Hot Rod Charlie will share the spotlight with Flightline, who has won his only two starts by a combined 26 lengths. The 3-year-old, who was bought for $1 million, will be going in the Grade 1 $300,000 Malibu Stakes.
For now, the name recognition and enhanced resume belongs to Hot Rod Charlie, who has earned about $2 million in his seven starts.
“It been an absolutely unbelievable ride,” Higgins said. “A dream come true. Looking back, I couldn’t have imagined a much more fun year.”
Perhaps the toughest race for fans of Hot Rod Charlie was the Haskell Stakes at Monmouth Park in July, his first race after the Belmont Stakes. He crossed the finish line first for what would have been his first Grade 1 win, but he was disqualified for interference.
“It was obviously a gut punch when it happened but looking back, it wasn’t the worst thing to ever happen to us,” Higgins said. “It enhanced the story of Hot Rod Charlie and made him a more lovable and fun horse to watch.”
Hot Rod Charlie won his next race, the Pennylvania Derby, giving him his first Grade 1 win, something that is considered a necessity for a lucrative career as a stallion.
The colt’s owners and trainer are hoping to get one more full year of racing out of the horse, culminating with the Breeders’ Cup Classic at Keeneland on Nov. 5. Before that happens, he needs some success as he starts to pick up a lot of frequent flier miles. He’s being pointed to the $12-million Dubai World Cup on March 26.
“Ideally, if he comes out of Sunday in good shape, we’ll probably ship him to Dubai in the middle of January,” O’Neill said. “He’ll do a prep [race] over there in February. We’re following a pattern similar to California Chrome,” who won Dubai in 2016.

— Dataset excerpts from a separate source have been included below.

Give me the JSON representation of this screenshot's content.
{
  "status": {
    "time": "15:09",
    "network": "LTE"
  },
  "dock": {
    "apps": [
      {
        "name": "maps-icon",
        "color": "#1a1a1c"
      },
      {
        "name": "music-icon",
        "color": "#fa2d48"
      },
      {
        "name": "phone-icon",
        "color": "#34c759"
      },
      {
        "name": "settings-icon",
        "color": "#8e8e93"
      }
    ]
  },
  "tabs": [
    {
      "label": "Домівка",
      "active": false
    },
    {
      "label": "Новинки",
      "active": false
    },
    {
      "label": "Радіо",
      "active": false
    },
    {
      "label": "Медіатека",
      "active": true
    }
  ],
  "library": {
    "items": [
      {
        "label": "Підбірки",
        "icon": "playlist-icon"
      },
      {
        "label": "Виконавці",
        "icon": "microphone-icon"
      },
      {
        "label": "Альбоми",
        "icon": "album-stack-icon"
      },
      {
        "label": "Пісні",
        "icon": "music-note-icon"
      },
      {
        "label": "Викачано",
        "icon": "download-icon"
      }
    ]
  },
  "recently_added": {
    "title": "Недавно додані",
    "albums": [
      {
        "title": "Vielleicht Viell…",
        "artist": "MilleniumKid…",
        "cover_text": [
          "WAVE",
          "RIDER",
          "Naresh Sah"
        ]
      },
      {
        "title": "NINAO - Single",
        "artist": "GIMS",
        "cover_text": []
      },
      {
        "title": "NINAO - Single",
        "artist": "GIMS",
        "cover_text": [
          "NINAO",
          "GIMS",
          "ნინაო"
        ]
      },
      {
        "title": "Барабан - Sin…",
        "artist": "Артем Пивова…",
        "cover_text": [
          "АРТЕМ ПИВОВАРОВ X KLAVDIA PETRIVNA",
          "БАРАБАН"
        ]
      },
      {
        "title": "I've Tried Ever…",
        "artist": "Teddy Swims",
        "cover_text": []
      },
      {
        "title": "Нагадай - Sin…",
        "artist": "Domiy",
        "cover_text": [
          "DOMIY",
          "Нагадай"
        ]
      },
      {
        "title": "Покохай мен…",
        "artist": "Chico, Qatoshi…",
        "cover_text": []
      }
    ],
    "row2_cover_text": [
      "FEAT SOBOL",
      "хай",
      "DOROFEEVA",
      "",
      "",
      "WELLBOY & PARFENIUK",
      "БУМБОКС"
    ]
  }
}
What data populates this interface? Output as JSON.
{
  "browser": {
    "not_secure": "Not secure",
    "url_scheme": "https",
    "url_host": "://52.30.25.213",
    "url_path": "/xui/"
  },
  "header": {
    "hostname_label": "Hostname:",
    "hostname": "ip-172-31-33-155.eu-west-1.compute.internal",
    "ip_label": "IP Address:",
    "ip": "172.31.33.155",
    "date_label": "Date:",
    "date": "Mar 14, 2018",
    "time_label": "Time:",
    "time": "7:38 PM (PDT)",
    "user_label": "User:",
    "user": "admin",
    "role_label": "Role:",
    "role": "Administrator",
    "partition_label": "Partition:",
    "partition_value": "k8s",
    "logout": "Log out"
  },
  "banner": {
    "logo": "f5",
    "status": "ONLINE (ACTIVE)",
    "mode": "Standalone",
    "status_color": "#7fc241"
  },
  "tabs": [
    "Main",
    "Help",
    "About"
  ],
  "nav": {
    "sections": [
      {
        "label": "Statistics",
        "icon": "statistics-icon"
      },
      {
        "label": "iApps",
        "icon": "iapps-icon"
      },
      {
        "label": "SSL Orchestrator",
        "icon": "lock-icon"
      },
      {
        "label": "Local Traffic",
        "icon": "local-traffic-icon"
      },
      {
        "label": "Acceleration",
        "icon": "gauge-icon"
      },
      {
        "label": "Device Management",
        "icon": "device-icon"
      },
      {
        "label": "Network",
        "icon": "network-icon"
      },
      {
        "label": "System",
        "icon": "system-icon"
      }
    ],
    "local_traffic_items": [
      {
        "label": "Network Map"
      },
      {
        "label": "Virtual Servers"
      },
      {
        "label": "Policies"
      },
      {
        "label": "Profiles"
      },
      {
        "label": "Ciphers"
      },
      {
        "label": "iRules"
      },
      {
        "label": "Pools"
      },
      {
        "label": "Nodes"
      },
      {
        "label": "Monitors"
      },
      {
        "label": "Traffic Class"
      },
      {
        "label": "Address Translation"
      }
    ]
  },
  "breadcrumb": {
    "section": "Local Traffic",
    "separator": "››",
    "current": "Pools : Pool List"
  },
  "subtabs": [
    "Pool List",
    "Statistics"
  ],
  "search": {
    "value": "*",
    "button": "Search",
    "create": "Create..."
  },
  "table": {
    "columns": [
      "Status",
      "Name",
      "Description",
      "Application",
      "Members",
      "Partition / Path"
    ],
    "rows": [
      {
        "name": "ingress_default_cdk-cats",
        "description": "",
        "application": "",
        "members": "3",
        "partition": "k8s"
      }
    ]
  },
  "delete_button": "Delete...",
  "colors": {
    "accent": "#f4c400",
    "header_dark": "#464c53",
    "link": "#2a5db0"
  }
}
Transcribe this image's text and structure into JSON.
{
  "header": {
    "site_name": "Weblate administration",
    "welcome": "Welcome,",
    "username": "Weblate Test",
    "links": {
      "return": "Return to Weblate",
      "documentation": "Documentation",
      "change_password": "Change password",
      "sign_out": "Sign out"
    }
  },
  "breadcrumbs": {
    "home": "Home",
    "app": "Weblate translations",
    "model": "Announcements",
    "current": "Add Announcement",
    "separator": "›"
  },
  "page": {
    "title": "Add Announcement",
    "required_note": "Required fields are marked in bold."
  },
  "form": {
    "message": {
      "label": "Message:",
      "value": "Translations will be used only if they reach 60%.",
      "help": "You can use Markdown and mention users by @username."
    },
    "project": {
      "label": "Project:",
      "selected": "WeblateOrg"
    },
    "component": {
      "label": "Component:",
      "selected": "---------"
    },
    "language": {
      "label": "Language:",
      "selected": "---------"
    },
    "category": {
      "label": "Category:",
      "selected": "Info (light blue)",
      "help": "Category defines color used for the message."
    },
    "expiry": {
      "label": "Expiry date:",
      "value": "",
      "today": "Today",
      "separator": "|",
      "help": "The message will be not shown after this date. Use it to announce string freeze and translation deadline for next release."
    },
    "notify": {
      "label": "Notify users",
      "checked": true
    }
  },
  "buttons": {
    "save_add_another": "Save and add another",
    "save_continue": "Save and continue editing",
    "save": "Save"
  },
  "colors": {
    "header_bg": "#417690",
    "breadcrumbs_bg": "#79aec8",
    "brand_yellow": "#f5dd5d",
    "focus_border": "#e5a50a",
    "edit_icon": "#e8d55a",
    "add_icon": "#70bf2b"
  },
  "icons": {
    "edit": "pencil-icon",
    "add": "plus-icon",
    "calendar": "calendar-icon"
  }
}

So, Sunday might be the last time we see Hot Rod Charlie in the United States until the summer or fall.
It wouldn’t surprise if some members of the Boat Racing syndicate went to Dubai to see Chuck run. If they don’t, they’ve reinvested some of their winnings in two other horses. One of them, Franklin One Star, a $32,000 purchase, won his first race at Los Alamitos earlier this month.
How was the horse named?
Franklin One Star is the brand of table tennis balls often used in beer pong.